Murali picks up the watches from the plate and tells the audience as if he were explaining a linguistic dilemma; the sign is not the signified. In the process of signification, the real meaning is lost. An image/object detached from its memories and context, bears the meaning of something else. A pipe is not a pipe for Margritte and Foucault. For Murali a watch is not a watch. ‘It is not a watch. It is an automatic telling machine (ATM)’, he tells at the faces of the viewers.
(This is not a watch...this is an automatic telling machine)
Automatic Telling Machines are the temples where the banks retail blessings for those who have the right cards and the right passwords. These are the modern ways of worshiping the gods of prosperity. These booths represent the watering holes of richness; the emblems of commerce. Watches tell you time. But for Murali they are not watches. They are memories. They are the ATMs that recount the memories of your ‘rich’ life once you enter the right password.
Murali’s performance is a password. He transcends his body and act. These watches are closely associated with his life. They appear and disappear in his life as if they were objects with their own lives. The egg, the artist says, what a shape! Read the egg not as an egg but as an automatic telling machine in its literal sense. Eggs are the forms where all stories are hidden.

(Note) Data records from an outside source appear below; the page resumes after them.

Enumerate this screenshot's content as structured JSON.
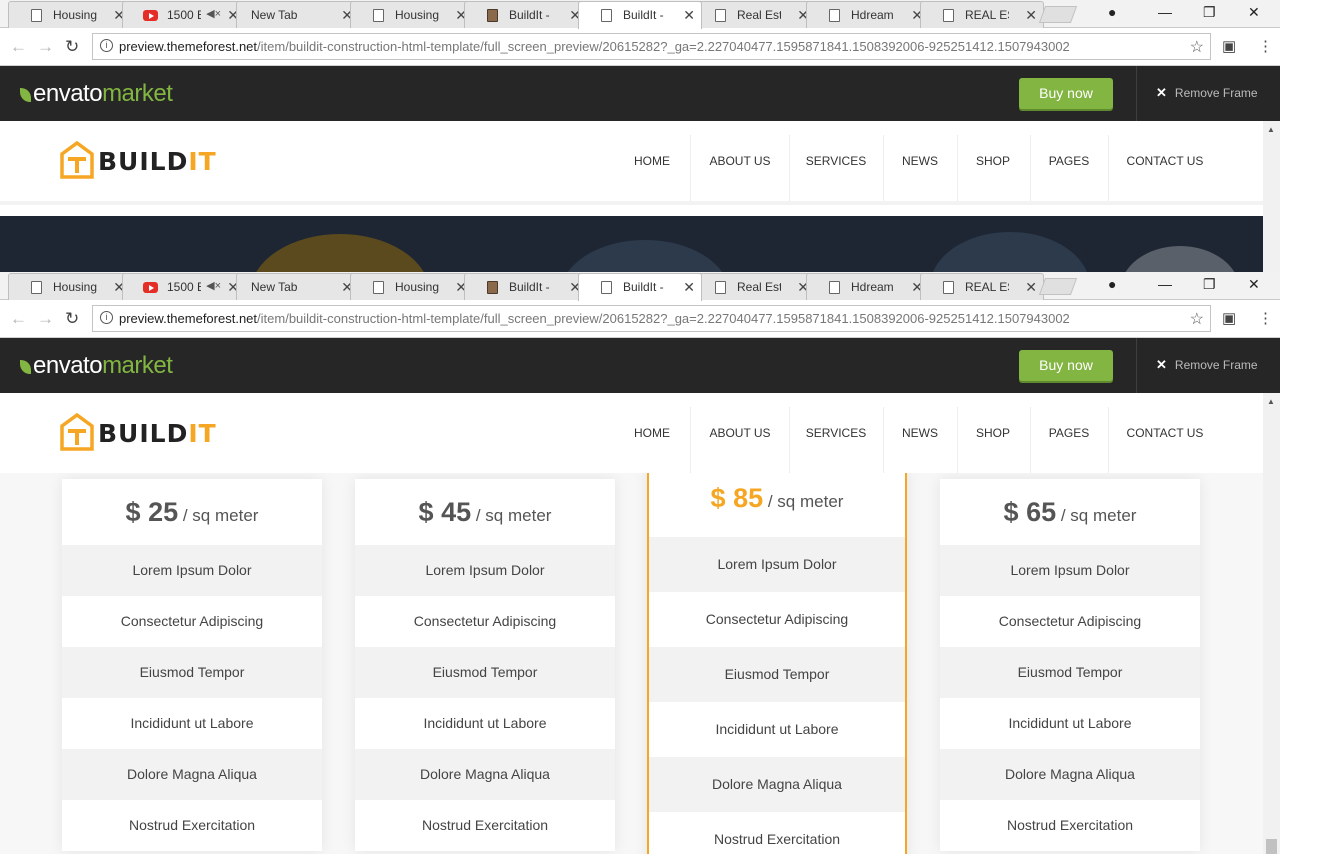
{
  "browser": {
    "tabs": [
      {
        "label": "Housing p",
        "icon": "page-icon"
      },
      {
        "label": "1500 E",
        "icon": "youtube-icon",
        "muted": true
      },
      {
        "label": "New Tab",
        "icon": "none"
      },
      {
        "label": "Housing p",
        "icon": "page-icon"
      },
      {
        "label": "BuildIt - C",
        "icon": "image-icon"
      },
      {
        "label": "BuildIt - C",
        "icon": "page-icon",
        "active": true
      },
      {
        "label": "Real Estat",
        "icon": "page-icon"
      },
      {
        "label": "Hdream -",
        "icon": "page-icon"
      },
      {
        "label": "REAL ESTA",
        "icon": "page-icon"
      }
    ],
    "url_host": "preview.themeforest.net",
    "url_path": "/item/buildit-construction-html-template/full_screen_preview/20615282?_ga=2.227040477.1595871841.1508392006-925251412.1507943002"
  },
  "envato": {
    "logo_main": "envato",
    "logo_accent": "market",
    "buy_label": "Buy now",
    "remove_label": "Remove Frame",
    "accent_color": "#82b541"
  },
  "site": {
    "brand_dark": "BUILD",
    "brand_accent": "IT",
    "accent_color": "#f5a623",
    "menu": [
      "HOME",
      "ABOUT US",
      "SERVICES",
      "NEWS",
      "SHOP",
      "PAGES",
      "CONTACT US"
    ]
  },
  "pricing": {
    "currency": "$",
    "unit": "/ sq meter",
    "plans": [
      {
        "amount": "25",
        "featured": false
      },
      {
        "amount": "45",
        "featured": false
      },
      {
        "amount": "85",
        "featured": true
      },
      {
        "amount": "65",
        "featured": false
      }
    ],
    "features": [
      "Lorem Ipsum Dolor",
      "Consectetur Adipiscing",
      "Eiusmod Tempor",
      "Incididunt ut Labore",
      "Dolore Magna Aliqua",
      "Nostrud Exercitation"
    ]
  }
}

While walking around with the burning memories, Murali asks people about the definitions art has gained in history. Four from the audience are already prepared. They read out definitions given by famous artists and philosophers. Murali responds to these definitions with spontaneous outpouring of ideas and words. And even he calls them ‘Automatic Telling Machines’. Art and automatic telling machines. Does art dole out money?
Murali laughs and screams. He like a modern time Diogenes examines the faces of the people in the candle light. He looks like an image from Fuseli's oeuvre. His face reflects too many emotions. Home is homelessness. In his childhood, Murali had seen his thatched house burning down several times. Each time a crow or a rat brings a lit wick from the lamps of the near by temple, one can be sure one of the houses is going to go up in flames tonight. It had happened to several times to Murali’s house.

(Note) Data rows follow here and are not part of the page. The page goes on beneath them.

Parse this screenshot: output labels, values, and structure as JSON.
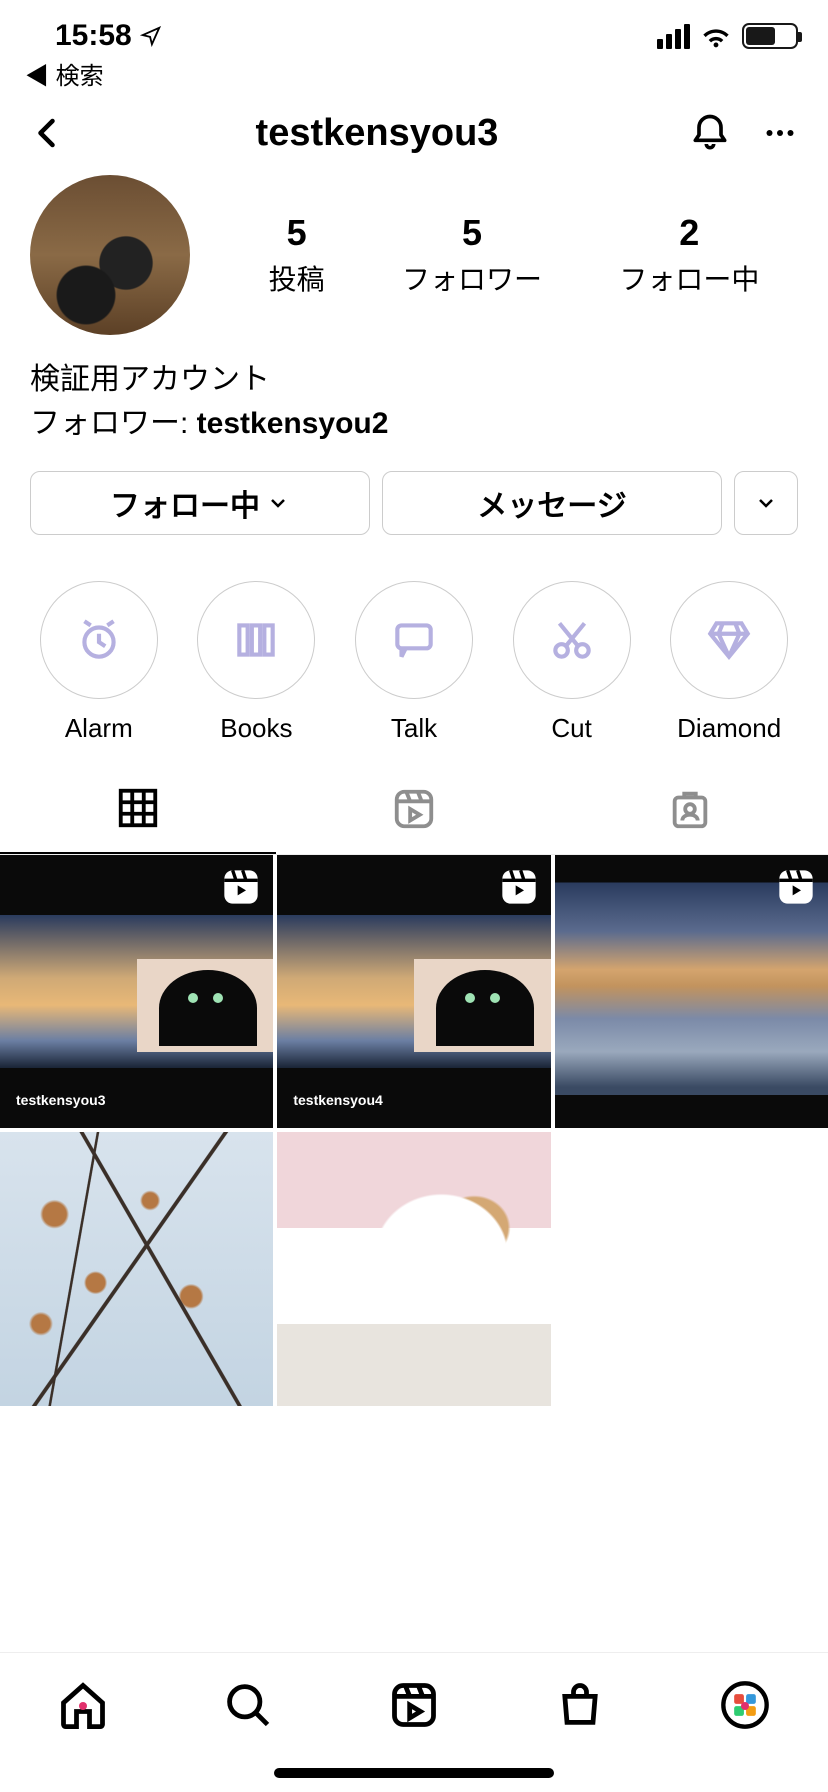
{
  "status": {
    "time": "15:58",
    "back_app": "検索"
  },
  "header": {
    "username": "testkensyou3"
  },
  "stats": {
    "posts": {
      "value": "5",
      "label": "投稿"
    },
    "followers": {
      "value": "5",
      "label": "フォロワー"
    },
    "following": {
      "value": "2",
      "label": "フォロー中"
    }
  },
  "bio": {
    "line1": "検証用アカウント",
    "follower_prefix": "フォロワー: ",
    "follower_name": "testkensyou2"
  },
  "actions": {
    "following": "フォロー中",
    "message": "メッセージ"
  },
  "highlights": [
    {
      "name": "Alarm"
    },
    {
      "name": "Books"
    },
    {
      "name": "Talk"
    },
    {
      "name": "Cut"
    },
    {
      "name": "Diamond"
    }
  ],
  "posts": [
    {
      "is_reel": true,
      "caption": "testkensyou3"
    },
    {
      "is_reel": true,
      "caption": "testkensyou4"
    },
    {
      "is_reel": true,
      "caption": ""
    },
    {
      "is_reel": false,
      "caption": ""
    },
    {
      "is_reel": false,
      "caption": ""
    }
  ]
}
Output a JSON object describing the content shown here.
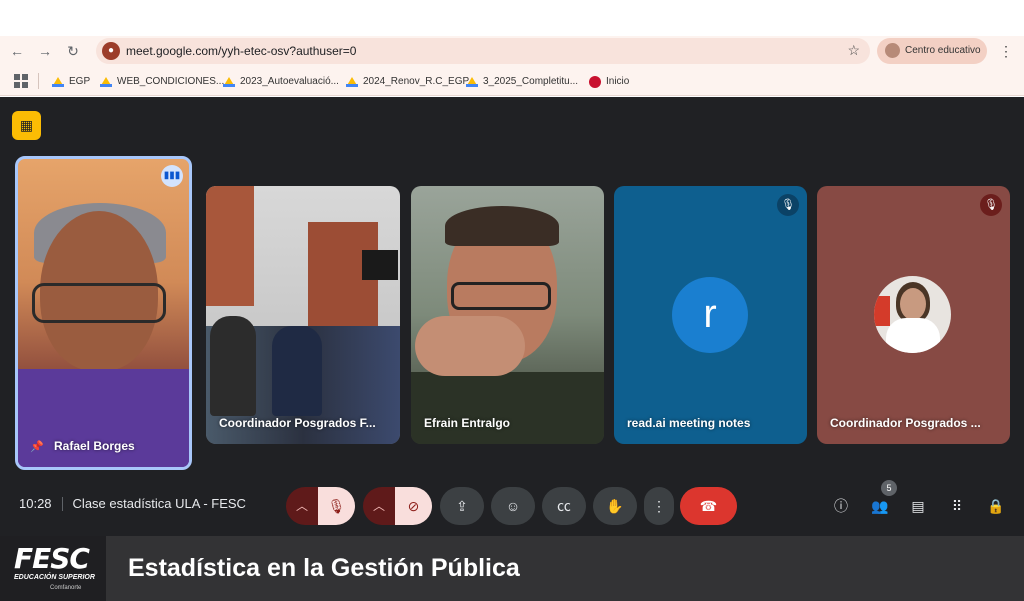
{
  "browser": {
    "url": "meet.google.com/yyh-etec-osv?authuser=0",
    "profile_name": "Centro educativo",
    "bookmarks": [
      {
        "label": "EGP"
      },
      {
        "label": "WEB_CONDICIONES..."
      },
      {
        "label": "2023_Autoevaluació..."
      },
      {
        "label": "2024_Renov_R.C_EGP"
      },
      {
        "label": "3_2025_Completitu..."
      },
      {
        "label": "Inicio"
      }
    ]
  },
  "meeting": {
    "time": "10:28",
    "title": "Clase estadística ULA - FESC",
    "participant_count": "5",
    "tiles": [
      {
        "name": "Rafael Borges",
        "state": "speaking",
        "pinned": true
      },
      {
        "name": "Coordinador Posgrados F..."
      },
      {
        "name": "Efrain Entralgo"
      },
      {
        "name": "read.ai meeting notes",
        "avatar_letter": "r",
        "muted": true
      },
      {
        "name": "Coordinador Posgrados ...",
        "muted": true
      }
    ]
  },
  "icons": {
    "speaking": "audio-bars-icon",
    "pin": "pin-icon",
    "mic_off": "mic-off-icon",
    "cam_off": "camera-off-icon",
    "present": "present-screen-icon",
    "emoji": "emoji-icon",
    "captions": "captions-icon",
    "hand": "raise-hand-icon",
    "more": "more-vert-icon",
    "end": "end-call-icon",
    "info": "info-icon",
    "people": "people-icon",
    "chat": "chat-icon",
    "activities": "apps-grid-icon",
    "host": "host-controls-icon"
  },
  "colors": {
    "meet_background": "#202124",
    "end_call": "#dc362e",
    "muted_control": "#f9dedc",
    "active_speaker_border": "#a8c7fa",
    "readai_tile": "#0e5f8f",
    "coordinator_tile": "#874a44"
  },
  "banner": {
    "logo_text": "FESC",
    "logo_subtitle": "EDUCACIÓN SUPERIOR",
    "logo_partner": "Comfanorte",
    "title": "Estadística en la Gestión Pública"
  }
}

A surreal vision, isn’t it? A rat bringing fire to burn up a house. But the rat does not mean it. It lifts the wick from the lamp for sucking the oil from it. But it can burn up people. Simple pleasures of the thoughtless rendering masses of people homeless, jobless, territory-less. Are you preparing war machines, man? Murali’s performance is a pointer to these vital issues of political dispossession of people.

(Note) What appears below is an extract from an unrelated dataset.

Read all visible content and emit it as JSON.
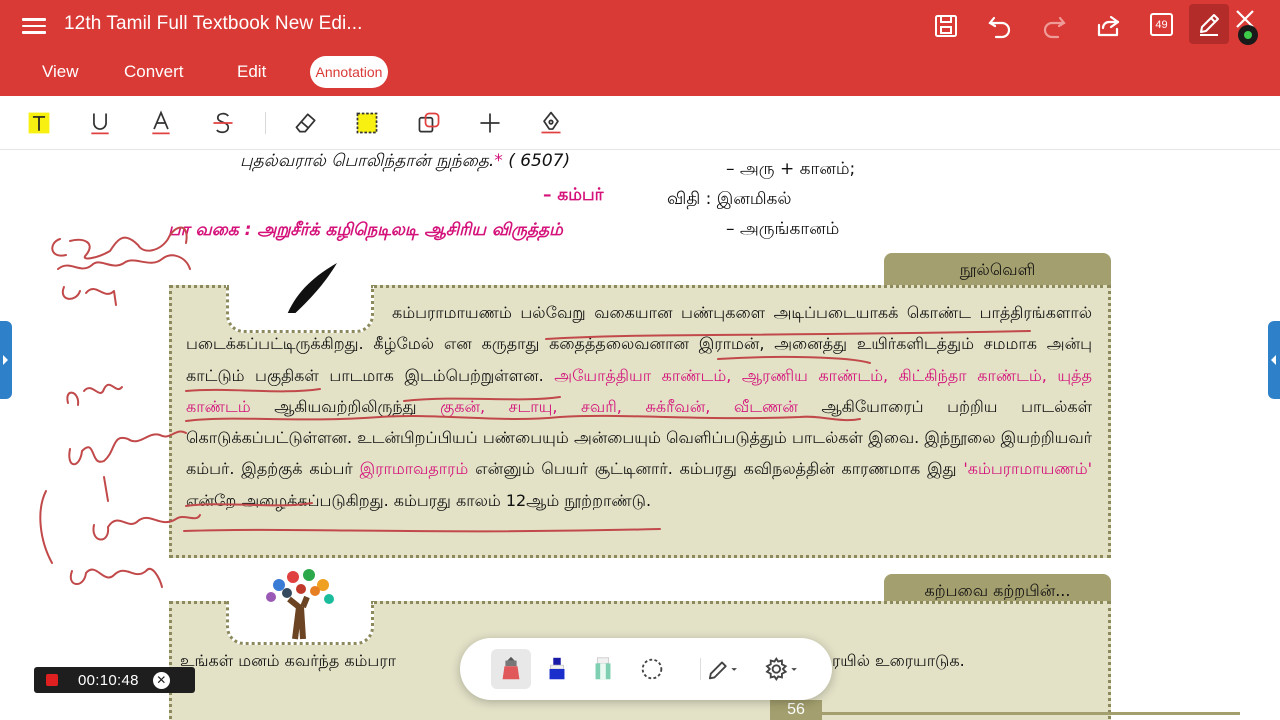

Murali comes back to the centre stage. He picks up the homes, destroys them, screaming. The one on the left has only burnt partially. Murali tries to destroy it using it all his strength. He shivers and scowls. He uses all his might to destroy it. And he does destroy it while chanting out all what he felt whenever he witnessed his home getting gutted by the rats. Then once it is done, he retires to peace and tranquility.
Murali is the shaman of Indian contemporary art. His shamanistic art of post capitalist world will be recognized if not today, tomorrow.